The TABLESAMPLE statement is used to sample the table. It supports the following sampling methods:

  • TABLESAMPLE(x ROWS): Sample the table down to the given number of rows.
  • TABLESAMPLE(x PERCENT): Sample the table down to the given percentage. Note that percentages are defined as a number between 0 and 100.
  • TABLESAMPLE(BUCKET x OUT OF y): Sample the table down to a x out of y fraction.

Note

  • TABLESAMPLE returns the approximate number of rows or fraction requested.
  • Always use TABLESAMPLE (X PERCENT) if randomness is important.
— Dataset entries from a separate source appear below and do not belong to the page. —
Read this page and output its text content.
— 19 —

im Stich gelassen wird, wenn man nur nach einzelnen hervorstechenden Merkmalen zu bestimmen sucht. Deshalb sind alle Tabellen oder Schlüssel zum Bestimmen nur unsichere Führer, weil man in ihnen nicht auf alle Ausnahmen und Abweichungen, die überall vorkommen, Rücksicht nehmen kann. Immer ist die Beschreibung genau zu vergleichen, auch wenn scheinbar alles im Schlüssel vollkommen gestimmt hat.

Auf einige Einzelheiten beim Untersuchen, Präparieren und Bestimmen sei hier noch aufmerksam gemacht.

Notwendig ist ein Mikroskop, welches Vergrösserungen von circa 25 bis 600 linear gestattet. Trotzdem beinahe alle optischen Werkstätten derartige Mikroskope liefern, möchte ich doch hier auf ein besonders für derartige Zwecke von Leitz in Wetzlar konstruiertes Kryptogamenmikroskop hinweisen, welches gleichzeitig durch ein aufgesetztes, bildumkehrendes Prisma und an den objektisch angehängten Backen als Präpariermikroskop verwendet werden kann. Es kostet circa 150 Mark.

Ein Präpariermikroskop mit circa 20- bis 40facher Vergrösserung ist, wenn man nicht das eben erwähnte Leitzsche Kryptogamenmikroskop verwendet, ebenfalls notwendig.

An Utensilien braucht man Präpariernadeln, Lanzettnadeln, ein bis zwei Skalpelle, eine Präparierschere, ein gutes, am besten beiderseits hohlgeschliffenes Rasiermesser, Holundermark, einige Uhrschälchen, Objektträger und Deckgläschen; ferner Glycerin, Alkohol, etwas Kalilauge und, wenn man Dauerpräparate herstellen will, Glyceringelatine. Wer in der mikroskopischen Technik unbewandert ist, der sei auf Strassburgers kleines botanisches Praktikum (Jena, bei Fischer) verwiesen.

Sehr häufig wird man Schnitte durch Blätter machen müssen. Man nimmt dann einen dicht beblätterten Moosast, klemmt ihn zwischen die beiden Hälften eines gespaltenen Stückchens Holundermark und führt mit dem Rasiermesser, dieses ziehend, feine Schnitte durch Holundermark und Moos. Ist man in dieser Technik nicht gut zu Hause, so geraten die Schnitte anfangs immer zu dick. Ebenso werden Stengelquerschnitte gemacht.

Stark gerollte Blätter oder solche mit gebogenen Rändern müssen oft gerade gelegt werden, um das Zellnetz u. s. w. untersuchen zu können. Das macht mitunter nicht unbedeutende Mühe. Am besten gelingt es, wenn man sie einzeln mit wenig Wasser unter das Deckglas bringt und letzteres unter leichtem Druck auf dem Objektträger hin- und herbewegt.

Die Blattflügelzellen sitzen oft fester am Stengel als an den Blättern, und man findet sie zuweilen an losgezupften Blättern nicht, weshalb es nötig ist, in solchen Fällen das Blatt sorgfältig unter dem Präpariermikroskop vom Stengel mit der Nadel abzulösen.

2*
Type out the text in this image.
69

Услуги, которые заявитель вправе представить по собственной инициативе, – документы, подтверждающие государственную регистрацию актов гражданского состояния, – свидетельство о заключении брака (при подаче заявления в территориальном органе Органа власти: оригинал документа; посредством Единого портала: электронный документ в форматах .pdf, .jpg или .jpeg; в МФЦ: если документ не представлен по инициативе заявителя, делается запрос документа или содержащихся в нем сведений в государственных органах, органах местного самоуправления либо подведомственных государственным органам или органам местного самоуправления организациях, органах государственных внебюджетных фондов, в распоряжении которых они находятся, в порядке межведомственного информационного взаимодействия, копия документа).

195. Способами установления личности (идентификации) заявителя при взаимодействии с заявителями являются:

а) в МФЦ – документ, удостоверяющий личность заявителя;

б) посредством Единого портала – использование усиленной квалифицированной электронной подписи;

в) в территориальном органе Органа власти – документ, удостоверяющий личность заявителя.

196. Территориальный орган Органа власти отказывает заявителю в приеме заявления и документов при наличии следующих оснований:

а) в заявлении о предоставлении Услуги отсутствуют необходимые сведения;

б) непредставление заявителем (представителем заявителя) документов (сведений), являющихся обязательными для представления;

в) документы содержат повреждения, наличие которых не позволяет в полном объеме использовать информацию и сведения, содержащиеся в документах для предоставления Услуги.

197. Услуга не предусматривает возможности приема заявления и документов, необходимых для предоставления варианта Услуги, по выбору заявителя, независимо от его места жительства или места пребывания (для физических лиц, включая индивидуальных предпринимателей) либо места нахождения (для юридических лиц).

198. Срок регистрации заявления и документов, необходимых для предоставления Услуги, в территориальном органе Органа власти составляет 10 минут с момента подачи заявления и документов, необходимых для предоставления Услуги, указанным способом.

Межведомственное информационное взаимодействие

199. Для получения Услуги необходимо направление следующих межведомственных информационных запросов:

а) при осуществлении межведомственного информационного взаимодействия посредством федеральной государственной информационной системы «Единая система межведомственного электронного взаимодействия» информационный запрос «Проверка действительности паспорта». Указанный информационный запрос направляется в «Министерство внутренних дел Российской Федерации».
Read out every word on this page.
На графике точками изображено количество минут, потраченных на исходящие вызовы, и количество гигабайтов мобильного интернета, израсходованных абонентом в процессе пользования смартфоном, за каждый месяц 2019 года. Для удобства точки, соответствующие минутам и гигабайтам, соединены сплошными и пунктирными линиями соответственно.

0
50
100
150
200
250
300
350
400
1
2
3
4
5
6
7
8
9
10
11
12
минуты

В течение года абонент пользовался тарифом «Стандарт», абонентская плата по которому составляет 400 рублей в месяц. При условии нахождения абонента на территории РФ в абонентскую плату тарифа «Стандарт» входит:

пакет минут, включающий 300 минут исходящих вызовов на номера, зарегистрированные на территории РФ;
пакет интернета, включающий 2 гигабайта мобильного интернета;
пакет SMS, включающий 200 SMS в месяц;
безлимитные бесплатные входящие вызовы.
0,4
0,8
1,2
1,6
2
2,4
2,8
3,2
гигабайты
TABLESAMPLE (X ROWS) is not simple random sample but instead is implemented using LIMIT.

Syntax

TABLESAMPLE ({ integer_expression | decimal_expression } PERCENT)
    | TABLESAMPLE ( integer_expression ROWS )
    | TABLESAMPLE ( BUCKET integer_expression OUT OF integer_expression )

Examples

> SELECT * FROM test;
  5 Alex
  8 Lucy
  2 Mary
  4 Fred
  1 Lisa
  9 Eric
 10 Adam
  6 Mark
  7 Lily
  3 Evan

> SELECT * FROM test TABLESAMPLE (50 PERCENT);
  5 Alex
  2 Mary
  4 Fred
  9 Eric
 10 Adam
  3 Evan

> SELECT * FROM test TABLESAMPLE (5 ROWS);
  5 Alex
  8 Lucy
  2 Mary
  4 Fred
  1 Lisa

> SELECT * FROM test TABLESAMPLE (BUCKET 4 OUT OF 10);
  8 Lucy
  2 Mary
  9 Eric
  6 Mark